Unfortunately for the Latino Euro-fakers, the majority of the immigrants were more from the Southern and Eastern European varieties, and there were also Arabs, Asians, and even Ashkenazi Jews that mixed into the newer white crowd. The Argentine generals would finish off some of the more dangerous elements of this mixed group during their genocide of the 1970s, called the Dirty War against Subversives.

Argentina, the whitest country in Latin America, (actually Uruguay and Chile together), has had its recent, ‘republican’ history replete with genocides. The corrupt kingpins in power first moved their racial genocide against the large Afro-Argentine community. At one time, they were about 30% of the population like Venezuela today. The Argentine Buenos Aires junta, which ran the ‘National Army,’ (under President Mitre), forced all Afro-Argentines to fight in the numerous wars of Argentina.

The most brutal war in Modern Latin American history was the War of the Triple Alliance in the middle part of the 1800s: Argentina, Imperial Brazil and Uruguay against Paraguay. Thousands of Afro-Argentinian men lost their lives for such a bogus war, and the general thugs simply buried the Afro-soldiers in mass graves located around central Buenos Aires. The historical grave sites don’t exist anymore.

The whitest countries of Latin American had almost exterminated the entire male population of the great Guarani-Mestizo Republic of Paraguay. Paraguay has still not recovered to this present day. This system of slow genocide continued well into the infamous War of the Desert in the latter part of the nineteenth-century.

The Afro-Argentine survivors would also die from recurrent outbreaks of cholera and yellow fever epidemics in their rat infested neighborhoods. The governments did nothing to help such poor people. The politicians felt good about the results. Now, only a few Afro-Argentines have survived, and their only cultural expressions live in the tango dance culture, and in Uruguayan Carnival.

The most heinous Argentinian genocide was the War of the Desert. General Julio Roca with a large Afro-Argentine and mestizo gaucho, or cowboy army, marched on the warpath to finally exterminate the recalcitrant barbarian ‘indios,’ or natives, in the Patagonia south, the Pampa central region, and the Gran Chaco north. In the south he tried to exterminate the great warrior nation of the Araucanians, or the Mapuches. The Mapuches have been continually fighting against colonialism and neocolonialism until this very day – mostly against the white Chilean crooks in Santiago.

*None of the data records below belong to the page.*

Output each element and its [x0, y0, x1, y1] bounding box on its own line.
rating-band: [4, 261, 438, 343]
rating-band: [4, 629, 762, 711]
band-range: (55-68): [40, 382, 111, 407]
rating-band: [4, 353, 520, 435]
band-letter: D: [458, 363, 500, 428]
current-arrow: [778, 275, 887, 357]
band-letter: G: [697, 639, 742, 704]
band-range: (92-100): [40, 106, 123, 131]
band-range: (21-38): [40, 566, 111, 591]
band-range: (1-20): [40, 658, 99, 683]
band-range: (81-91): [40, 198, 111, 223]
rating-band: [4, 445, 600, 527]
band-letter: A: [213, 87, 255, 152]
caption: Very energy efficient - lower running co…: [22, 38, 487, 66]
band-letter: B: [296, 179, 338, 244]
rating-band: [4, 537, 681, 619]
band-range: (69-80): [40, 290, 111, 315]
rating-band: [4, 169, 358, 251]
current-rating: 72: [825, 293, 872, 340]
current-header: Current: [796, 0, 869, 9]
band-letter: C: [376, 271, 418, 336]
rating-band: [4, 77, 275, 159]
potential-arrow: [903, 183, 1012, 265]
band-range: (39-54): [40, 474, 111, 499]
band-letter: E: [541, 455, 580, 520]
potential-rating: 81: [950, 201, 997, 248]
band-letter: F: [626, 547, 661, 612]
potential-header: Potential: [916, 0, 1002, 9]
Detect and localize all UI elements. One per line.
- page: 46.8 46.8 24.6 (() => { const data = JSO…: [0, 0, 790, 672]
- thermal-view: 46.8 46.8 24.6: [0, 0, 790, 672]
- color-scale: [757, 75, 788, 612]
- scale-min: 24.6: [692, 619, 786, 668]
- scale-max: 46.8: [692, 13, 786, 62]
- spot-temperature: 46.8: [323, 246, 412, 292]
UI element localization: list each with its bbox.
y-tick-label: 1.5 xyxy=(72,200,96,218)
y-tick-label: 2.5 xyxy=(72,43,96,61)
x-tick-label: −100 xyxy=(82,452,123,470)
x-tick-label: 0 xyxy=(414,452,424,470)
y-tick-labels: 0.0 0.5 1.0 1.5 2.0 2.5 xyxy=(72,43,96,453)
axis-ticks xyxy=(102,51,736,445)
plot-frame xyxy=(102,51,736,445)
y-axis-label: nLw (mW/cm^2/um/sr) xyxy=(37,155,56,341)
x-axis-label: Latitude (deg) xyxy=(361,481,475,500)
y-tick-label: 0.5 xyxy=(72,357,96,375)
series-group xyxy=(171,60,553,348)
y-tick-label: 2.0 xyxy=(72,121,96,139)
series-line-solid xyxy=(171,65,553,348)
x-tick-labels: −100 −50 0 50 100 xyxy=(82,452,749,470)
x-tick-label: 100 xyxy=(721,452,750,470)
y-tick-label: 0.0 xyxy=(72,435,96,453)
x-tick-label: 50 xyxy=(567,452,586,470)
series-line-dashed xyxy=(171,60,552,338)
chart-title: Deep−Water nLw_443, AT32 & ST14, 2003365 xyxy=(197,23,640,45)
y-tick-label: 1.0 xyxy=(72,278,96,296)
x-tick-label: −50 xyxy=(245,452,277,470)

Unfortunately, these state thugs had Winchester rifles, which worked marvelously in exterminating men, women and children. They successfully murdered tens of thousands of natives. There were also those European transplanted epidemics, which had already decimated the native nations. The actual killing figure is still unknown. General Roca had his name immortalized with pigeon shit statues around the country and his ugly mug on almost worthless bank notes.

As long as this sordid history retains the covers of pathetic lies and deadly omissions, then Latin America will continue to suffer the farce and absurdity of the bad life and the bad death. Argentina is not the only Latin American nation guilty of racialism and genocide. For example, Guatemala tried to do a similar racial liquidation program against the Mayan nation during the 1980s, further supported by the US government. Mexico, the Dominican Republic, Chile, Uruguay, Brazil, Colombia and Venezuela also tried their hands at such evil, racially incited, murderous practices.

Latin America will probably never be able to redeem its mind and soul from such an abusive history. But the true roots and holy souls of Latin America do not exist in London, Paris, Berlin or even in Miami, they continue to breathe inside the sacred earth, the medicinal plants, the powerful legends, the ancient gods, and those sacred native languages. Only in tortured Paraguay is the native language of Guarani one of its national tongues. And only a return to these sacrosanct cultures can ultimately transform the continent.